• Wayfarer
    25.7k
    It's odd that you rule out the possibility I'm right.Relativist

    It's not a personal issue. It is physicalism that I'm critical of, not you in particular. See response above.
  • Mww
    5.3k
    I wasn’t expecting a response, and a well-spoken one at that. So…thanks.

    I’ll address just this one item, the rest being uncontentious other than relevant particulars:

    The issue is that nothing tells you about or can articulate an "intrinsic" nature of things.Apustimelogist

    I understand nature of things to mean real material things. Even so, I’m of the opinion metaphysics can articulate the intrinsic nature of me, whether or not the mere satisfaction I get from it reflects the truth.

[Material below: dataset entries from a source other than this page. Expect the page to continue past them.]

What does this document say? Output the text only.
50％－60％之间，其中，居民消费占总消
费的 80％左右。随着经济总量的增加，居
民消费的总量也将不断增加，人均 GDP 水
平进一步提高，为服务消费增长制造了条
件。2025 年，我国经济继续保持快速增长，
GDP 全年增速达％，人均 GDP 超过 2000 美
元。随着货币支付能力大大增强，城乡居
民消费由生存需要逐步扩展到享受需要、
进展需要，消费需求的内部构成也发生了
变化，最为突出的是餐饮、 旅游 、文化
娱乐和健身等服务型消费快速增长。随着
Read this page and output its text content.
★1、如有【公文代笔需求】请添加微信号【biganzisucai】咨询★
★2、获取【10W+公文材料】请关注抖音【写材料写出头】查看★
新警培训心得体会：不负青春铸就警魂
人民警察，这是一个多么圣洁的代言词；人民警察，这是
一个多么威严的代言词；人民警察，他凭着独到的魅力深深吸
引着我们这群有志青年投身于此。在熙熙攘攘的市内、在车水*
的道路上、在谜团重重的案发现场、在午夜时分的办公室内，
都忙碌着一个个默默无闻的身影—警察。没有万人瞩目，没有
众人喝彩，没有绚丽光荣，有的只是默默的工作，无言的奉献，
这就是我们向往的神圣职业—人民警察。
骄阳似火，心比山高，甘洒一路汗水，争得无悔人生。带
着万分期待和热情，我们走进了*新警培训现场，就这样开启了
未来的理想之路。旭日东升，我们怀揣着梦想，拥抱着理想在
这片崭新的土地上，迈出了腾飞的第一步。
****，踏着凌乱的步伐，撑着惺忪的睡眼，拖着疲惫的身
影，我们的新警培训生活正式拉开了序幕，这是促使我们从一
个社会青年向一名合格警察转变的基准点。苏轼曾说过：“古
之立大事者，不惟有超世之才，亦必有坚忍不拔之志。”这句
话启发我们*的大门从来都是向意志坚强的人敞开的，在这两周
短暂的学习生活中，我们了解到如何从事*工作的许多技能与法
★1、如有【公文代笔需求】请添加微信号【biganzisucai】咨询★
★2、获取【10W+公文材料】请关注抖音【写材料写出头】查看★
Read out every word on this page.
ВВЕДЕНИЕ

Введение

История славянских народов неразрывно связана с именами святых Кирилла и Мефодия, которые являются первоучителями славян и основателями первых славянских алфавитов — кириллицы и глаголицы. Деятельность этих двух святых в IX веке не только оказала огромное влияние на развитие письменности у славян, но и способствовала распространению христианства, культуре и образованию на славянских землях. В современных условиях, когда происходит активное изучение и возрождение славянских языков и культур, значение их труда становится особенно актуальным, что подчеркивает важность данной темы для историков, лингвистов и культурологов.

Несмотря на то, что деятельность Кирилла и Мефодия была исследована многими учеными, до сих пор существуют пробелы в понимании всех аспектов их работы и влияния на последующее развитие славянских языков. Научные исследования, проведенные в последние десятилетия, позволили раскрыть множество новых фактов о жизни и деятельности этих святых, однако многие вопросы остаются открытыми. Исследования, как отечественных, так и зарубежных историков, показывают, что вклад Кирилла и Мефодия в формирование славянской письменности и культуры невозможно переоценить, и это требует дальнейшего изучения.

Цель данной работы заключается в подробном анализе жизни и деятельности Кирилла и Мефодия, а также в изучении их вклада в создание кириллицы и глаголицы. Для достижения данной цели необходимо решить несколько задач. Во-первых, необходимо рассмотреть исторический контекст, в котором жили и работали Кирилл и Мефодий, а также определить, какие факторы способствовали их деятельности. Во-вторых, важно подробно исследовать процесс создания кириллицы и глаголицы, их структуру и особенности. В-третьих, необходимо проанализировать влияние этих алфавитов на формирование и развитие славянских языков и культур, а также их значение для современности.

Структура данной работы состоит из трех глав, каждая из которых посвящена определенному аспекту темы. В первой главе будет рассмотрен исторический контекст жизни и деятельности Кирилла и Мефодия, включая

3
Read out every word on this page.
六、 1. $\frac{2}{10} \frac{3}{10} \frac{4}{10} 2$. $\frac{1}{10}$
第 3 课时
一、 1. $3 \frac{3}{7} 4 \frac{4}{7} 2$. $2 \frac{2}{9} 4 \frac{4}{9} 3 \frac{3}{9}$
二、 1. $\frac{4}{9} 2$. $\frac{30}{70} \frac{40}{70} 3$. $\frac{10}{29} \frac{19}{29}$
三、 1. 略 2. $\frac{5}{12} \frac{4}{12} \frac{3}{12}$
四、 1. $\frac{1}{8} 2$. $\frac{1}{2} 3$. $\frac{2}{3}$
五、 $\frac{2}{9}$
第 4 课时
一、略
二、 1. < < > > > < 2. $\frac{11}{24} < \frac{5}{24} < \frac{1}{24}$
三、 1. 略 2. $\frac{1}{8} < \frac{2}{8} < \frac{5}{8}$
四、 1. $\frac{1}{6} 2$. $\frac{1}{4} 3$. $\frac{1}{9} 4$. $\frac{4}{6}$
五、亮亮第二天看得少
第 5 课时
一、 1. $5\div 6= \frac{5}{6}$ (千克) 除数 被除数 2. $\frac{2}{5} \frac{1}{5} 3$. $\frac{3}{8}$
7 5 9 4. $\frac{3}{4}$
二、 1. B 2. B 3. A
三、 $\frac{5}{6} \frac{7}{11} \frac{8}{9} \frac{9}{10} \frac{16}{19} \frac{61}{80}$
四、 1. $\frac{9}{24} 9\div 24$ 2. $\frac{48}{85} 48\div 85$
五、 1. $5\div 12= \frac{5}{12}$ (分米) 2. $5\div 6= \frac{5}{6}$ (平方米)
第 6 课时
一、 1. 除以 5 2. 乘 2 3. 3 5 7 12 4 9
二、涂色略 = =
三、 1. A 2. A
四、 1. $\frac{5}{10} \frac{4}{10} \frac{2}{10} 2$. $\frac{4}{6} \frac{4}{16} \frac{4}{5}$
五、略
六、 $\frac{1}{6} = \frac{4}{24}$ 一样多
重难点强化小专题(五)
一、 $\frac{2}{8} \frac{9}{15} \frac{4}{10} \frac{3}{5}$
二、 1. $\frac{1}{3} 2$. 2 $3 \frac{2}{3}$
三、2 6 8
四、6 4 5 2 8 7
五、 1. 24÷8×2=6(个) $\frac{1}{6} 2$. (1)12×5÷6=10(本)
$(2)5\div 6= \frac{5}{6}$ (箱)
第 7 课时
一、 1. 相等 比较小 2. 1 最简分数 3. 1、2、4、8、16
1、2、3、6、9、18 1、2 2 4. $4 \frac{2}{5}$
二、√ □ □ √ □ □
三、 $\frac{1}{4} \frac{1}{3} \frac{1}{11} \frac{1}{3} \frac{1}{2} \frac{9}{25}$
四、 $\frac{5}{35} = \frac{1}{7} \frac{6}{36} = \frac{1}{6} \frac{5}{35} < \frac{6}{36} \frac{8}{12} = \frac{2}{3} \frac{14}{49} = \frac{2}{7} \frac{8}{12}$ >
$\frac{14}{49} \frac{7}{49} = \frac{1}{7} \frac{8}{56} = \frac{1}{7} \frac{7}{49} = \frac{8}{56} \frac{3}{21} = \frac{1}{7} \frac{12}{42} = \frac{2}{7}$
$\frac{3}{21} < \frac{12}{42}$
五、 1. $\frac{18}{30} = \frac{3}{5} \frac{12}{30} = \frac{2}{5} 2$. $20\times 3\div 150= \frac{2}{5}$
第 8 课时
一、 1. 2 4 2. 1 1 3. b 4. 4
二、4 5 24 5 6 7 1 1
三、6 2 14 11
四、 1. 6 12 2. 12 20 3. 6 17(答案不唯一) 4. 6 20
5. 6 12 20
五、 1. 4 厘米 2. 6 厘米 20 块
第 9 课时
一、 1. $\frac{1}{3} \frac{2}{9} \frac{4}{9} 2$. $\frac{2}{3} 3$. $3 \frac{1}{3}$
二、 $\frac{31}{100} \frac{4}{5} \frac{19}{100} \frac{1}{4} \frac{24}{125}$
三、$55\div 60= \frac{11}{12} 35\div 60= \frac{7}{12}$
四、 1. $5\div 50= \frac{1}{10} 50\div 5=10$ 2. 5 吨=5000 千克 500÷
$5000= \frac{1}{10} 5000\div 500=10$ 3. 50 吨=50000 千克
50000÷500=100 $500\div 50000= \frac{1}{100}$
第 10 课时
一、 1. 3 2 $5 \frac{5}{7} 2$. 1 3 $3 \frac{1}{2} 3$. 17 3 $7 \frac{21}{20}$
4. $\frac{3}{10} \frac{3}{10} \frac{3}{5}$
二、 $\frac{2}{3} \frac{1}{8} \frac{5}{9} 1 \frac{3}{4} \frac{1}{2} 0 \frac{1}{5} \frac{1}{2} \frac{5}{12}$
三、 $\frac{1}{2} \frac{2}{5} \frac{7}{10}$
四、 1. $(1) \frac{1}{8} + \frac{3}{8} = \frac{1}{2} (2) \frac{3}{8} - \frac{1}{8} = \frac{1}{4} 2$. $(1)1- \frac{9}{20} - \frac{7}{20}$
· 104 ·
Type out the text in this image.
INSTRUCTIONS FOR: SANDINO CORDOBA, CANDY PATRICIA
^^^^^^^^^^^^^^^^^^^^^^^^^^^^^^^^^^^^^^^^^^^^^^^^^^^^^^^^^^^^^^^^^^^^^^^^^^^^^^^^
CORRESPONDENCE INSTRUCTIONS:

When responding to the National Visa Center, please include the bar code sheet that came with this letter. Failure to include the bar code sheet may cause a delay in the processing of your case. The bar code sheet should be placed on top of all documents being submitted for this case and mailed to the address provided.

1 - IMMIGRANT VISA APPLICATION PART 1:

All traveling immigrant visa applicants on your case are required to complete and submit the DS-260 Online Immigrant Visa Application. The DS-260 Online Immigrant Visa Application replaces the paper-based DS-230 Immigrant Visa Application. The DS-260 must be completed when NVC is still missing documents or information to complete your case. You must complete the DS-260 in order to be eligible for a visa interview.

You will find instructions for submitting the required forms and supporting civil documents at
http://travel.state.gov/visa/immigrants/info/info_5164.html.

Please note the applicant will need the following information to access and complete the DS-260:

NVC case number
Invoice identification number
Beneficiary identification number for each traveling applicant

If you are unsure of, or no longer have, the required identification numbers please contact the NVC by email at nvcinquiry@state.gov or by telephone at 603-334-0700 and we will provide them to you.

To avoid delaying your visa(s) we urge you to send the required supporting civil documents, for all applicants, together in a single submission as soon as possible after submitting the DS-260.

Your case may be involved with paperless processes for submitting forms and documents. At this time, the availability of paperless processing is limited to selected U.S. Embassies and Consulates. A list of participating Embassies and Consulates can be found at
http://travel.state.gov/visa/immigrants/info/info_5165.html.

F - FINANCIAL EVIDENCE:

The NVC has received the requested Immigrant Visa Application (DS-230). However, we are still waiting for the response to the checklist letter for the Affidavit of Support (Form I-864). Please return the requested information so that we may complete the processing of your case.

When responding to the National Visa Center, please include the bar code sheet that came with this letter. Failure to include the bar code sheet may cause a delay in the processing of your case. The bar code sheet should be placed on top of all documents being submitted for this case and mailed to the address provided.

    I agree explanations don’t come for free, and I think the fundamental restriction is the human intellect itself. We are, after all is said and done, at the mercy of ourselves.
  • Punshhh
    3.3k
    I don’t believe it, it’s just my preferred explanation*, I don’t hold beliefs. Yes, I am familiar with the interaction problem.
    I don’t see it as dualism, although it conforms largely with what is understood as dualism. I see the problems around dualism as a human construct. So where one thinks of substance dualism, for example, I don’t see these as fundamentally different substances, just differing kinds of substance. I entertain both idealistic and materialist ideologies, both atheistic and religious. I don’t see all these divisions as problematic, but rather divisions we have created. That what people think about and talk about are narratives based on an incomplete understanding of our world, coloured by the human condition.That what we don’t know likely vastly outnumbers what we do know. That we really have no idea about existence, because our narratives are developed solely around what we do in the world we were born into. That the basis of the existence we experience is entirely unknown. This is evidenced in the dilemmas any attempt to determine, or understand what existence, or our existence in this world, we come up against.

    Surely given the advances in scientific research and human intellect, we would have discovered, or understood existence by know. But we haven’t, maybe we are no further forward in this understanding than prehistoric people. Are we missing something?
  • 180 Proof
    16.3k
    More generally, this directly relates to "free will". Physicalism entails compatibilism: any choice you make will be the product of deterministic forces, a set beliefs (dispositions) that are weighed by the mental machinery, and can only produce one specific result. In hindsight, it only SEEMS like a different could have been made. In actuality, no other choice could have been made, given the set of dispositions that existed when the choice was made. So the collective set of dispositions necessarily leads to whatever choice that is actually taken.Relativist
    :100:

    I embrace physicalism (generally, not just as a theory of mind) as an Inference to Best Explanation for all facts. You can defeat this only by providing an alternative that better explains the facts.